🤖 AI Summary
This work addresses the combinatorial optimization challenge inherent in discrete/quantized parameter learning under supervised settings. We propose a continuous optimization framework based on piecewise affine regularization (PAR). Theoretically, we establish that, under overparameterization, critical points of the PAR loss exhibit intrinsic strong quantization properties and achieve statistical performance comparable to classical regularized estimators. Methodologically, we unify convex, quasiconvex, and nonconvex PAR regularizers, derive closed-form proximal mappings for each, and integrate them with proximal gradient descent, its accelerated variants, and the alternating direction method of multipliers (ADMM). Experiments demonstrate that the framework maintains computational efficiency while providing rigorous statistical guarantees: on linear regression tasks, it matches the accuracy of conventional quantization methods. Overall, this work introduces a new paradigm for discrete optimization—grounded in theoretical rigor yet computationally tractable.
📝 Abstract
Optimization problems over discrete or quantized variables are very challenging in general due to the combinatorial nature of their search space. Piecewise-affine regularization (PAR) provides a flexible modeling and computational framework for quantization based on continuous optimization. In this work, we focus on the setting of supervised learning and investigate the theoretical foundations of PAR from optimization and statistical perspectives. First, we show that in the overparameterized regime, where the number of parameters exceeds the number of samples, every critical point of the PAR-regularized loss function exhibits a high degree of quantization.

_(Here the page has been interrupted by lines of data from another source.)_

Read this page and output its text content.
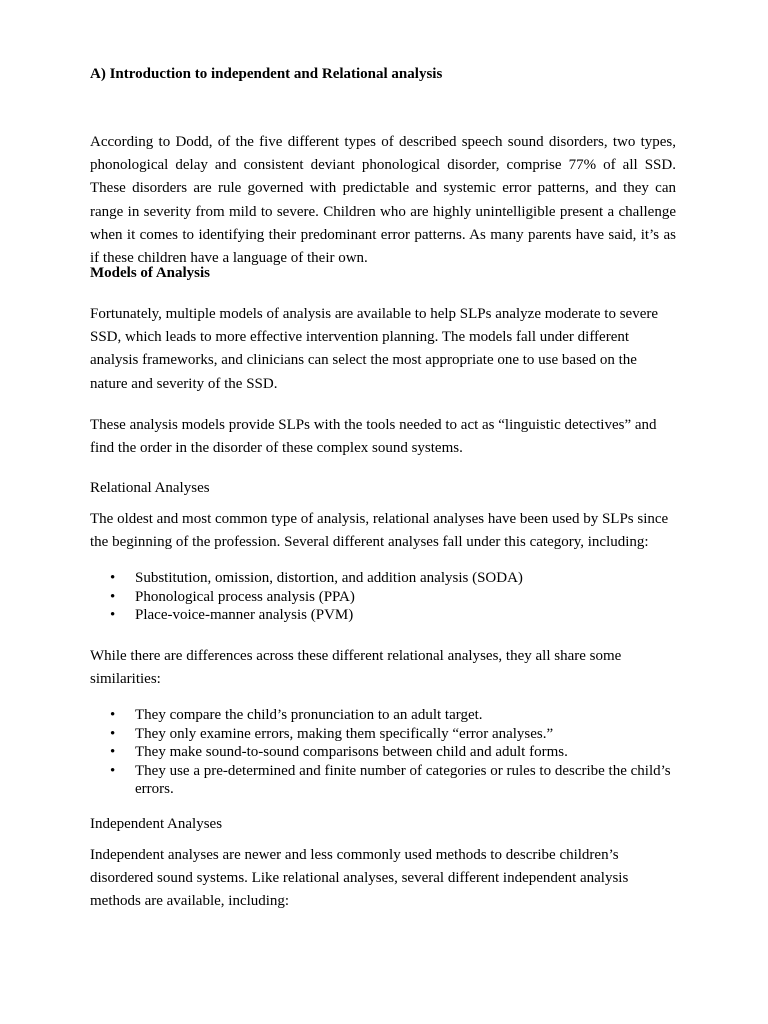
A) Introduction to independent and Relational analysis

According to Dodd, of the five different types of described speech sound disorders, two types, phonological delay and consistent deviant phonological disorder, comprise 77% of all SSD. These disorders are rule governed with predictable and systemic error patterns, and they can range in severity from mild to severe. Children who are highly unintelligible present a challenge when it comes to identifying their predominant error patterns. As many parents have said, it’s as if these children have a language of their own.

Models of Analysis
Fortunately, multiple models of analysis are available to help SLPs analyze moderate to severe
SSD, which leads to more effective intervention planning. The models fall under different
analysis frameworks, and clinicians can select the most appropriate one to use based on the
nature and severity of the SSD.
These analysis models provide SLPs with the tools needed to act as “linguistic detectives” and
find the order in the disorder of these complex sound systems.
Relational Analyses
The oldest and most common type of analysis, relational analyses have been used by SLPs since
the beginning of the profession. Several different analyses fall under this category, including:
• Substitution, omission, distortion, and addition analysis (SODA)
• Phonological process analysis (PPA)
• Place-voice-manner analysis (PVM)
While there are differences across these different relational analyses, they all share some
similarities:
• They compare the child’s pronunciation to an adult target.
• They only examine errors, making them specifically “error analyses.”
• They make sound-to-sound comparisons between child and adult forms.
• They use a pre-determined and finite number of categories or rules to describe the child’s errors.
Independent Analyses
Independent analyses are newer and less commonly used methods to describe children’s
disordered sound systems. Like relational analyses, several different independent analysis
methods are available, including:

Second, we derive closed-form proximal mappings for various (convex, quasi-convex, and non-convex) PARs and show how to solve PAR-regularized problems using the proximal gradient method, its accelerated variant, and the Alternating Direction Method of Multipliers. Third, we study statistical guarantees of PAR-regularized linear regression problems; specifically, we can approximate classical formulations of $ell_1$-, squared $ell_2$-, and nonconvex regularizations using PAR and obtain similar statistical guarantees with quantized solutions.